Today’s blog post continues my series of interviews with people who launched businesses because they couldn’t find a job, with the happy outcome that their businesses became successful and they wouldn’t accept a salaried job offer now even if they were offered it. This interview is with Sydney Weisman, a partner at WHPR (Weisman Hamlin Public Relations). Ms. Weisman founded WHPR with her husband, David Hamlin.
Sydney, what type of career did you have before you launched your business?
My husband and I both had experience working in communications related to political campaigns. Prior to the political campaign work, we had been freelance writing and before that, back in Chicago, my husband had been an executive director for a non-profit and I had been a journalist and then retired from the profession to become an independent publicist.
Describe the circumstances of your job loss, how long you looked for a job, and how your job search went.
Following the end of the political campaigns in 1986, we began job searching in LA and across the country. We were in our 40s and we had no plan to open our own PR shop. Quite the contrary, we didn’t want to do so. I had done it in Chicago, with limited success on my own, we didn’t have a client base with which to launch our own agency, and we were relatively new to LA. All those factors were against our considering opening our own PR firm.
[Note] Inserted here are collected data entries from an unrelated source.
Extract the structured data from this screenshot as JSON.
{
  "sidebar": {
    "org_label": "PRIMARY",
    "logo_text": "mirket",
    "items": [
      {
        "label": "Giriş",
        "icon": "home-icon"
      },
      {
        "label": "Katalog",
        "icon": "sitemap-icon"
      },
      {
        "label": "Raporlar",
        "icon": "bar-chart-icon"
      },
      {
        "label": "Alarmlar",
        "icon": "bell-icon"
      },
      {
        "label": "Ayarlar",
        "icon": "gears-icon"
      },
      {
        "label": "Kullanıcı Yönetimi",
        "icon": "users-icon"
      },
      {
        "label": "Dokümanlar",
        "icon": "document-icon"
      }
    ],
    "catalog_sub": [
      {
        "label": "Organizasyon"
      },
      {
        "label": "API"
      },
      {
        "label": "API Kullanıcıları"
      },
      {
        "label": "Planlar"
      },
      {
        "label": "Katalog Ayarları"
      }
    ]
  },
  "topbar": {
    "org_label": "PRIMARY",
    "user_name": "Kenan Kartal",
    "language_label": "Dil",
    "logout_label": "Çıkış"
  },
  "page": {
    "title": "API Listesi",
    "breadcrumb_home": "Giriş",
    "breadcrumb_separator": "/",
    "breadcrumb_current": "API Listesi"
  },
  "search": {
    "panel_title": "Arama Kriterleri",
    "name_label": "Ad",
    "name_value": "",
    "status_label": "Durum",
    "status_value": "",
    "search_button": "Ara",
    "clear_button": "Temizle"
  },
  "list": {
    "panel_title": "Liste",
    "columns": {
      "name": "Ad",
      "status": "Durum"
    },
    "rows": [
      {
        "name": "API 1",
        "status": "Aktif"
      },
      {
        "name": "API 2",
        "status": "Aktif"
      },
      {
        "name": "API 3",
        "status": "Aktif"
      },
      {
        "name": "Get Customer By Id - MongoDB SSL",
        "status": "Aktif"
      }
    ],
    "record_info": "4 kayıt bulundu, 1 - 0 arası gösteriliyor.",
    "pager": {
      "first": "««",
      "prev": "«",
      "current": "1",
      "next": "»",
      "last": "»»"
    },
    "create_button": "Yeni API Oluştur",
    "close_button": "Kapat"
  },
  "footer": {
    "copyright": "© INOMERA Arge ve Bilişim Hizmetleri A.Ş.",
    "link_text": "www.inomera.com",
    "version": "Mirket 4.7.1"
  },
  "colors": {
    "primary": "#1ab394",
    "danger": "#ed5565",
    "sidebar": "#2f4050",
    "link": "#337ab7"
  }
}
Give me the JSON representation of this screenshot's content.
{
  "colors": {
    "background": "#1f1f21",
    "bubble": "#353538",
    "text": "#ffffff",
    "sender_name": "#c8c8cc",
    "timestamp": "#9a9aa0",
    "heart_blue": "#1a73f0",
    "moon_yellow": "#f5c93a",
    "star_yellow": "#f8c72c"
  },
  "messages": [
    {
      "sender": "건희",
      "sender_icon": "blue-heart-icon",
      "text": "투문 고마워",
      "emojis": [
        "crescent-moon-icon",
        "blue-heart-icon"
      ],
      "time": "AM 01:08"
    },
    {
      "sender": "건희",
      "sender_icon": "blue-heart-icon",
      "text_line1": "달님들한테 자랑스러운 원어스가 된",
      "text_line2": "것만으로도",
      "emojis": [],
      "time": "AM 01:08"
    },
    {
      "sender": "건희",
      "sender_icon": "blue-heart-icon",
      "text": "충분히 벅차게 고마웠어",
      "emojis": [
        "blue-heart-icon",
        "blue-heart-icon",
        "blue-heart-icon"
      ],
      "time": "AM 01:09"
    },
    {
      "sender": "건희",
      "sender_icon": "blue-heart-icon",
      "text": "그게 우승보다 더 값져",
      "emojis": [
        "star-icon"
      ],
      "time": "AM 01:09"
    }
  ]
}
By mid-’87, after landing interviews for entry level or receptionist type jobs at PR firms, given the depth of our experience, we had no option but to consider opening our own shop.
How did you survive financially while you started your business?
We worked as Kelly Girls to support our burgeoning PR firm, which we opened in our two bedroom apartment.
How does your current income compare to your previous income?
We have made a very comfortable living for ourselves and our family and I believe we are making more money with our PR business than we would have working for others.
What skills and previous experience were you able to bring to your business that is helping you to succeed?
My husband’s skill as a non-profit executive and mine as a journalist have been the basis of our success as a PR firm specializing in non-profit PR.
What is the best part about running your business?
Being “the boss of me,” and working with my husband.
What is the most challenging part about running your company?
Maintaining our marketing edge and self-promotion.
What new skills did you need to learn to be a successful entrepreneur?
I had a skill set in place, i.e., the ability to stand in front of people and talk about myself (for networking purposes), but I had to hone each skill and adapt it to being an entrepreneur. Perhaps the most important skill I had to learn was how to be a business partner, even though my partner is my husband. When you work alone, it’s very easy to lose track of the need to collaborate and consult with someone else. I had worked alone in my own PR business prior to opening WHPR with my husband, so that was an important lesson to learn.
What career advice do you have for job searchers who may be considering an entrepreneurial path?
Be sure, if you become an entrepreneur, to give yourself lots of free time away from your business. If you open an office in your home and you’re by yourself, make dates to get out and meet people every day, or at least three times a week. Be sure to access networking opportunities. Join networking groups and remember it takes a good two years before most networking pays off.
Anything else you would like to share?
WHPR specializes in non-profit public relations and marketing. The firm also has a reputation for working with law firms and they were part of an award-winning team on behalf of the 75th anniversary of the Original Farmers Market in LA, their longest and most enduring client.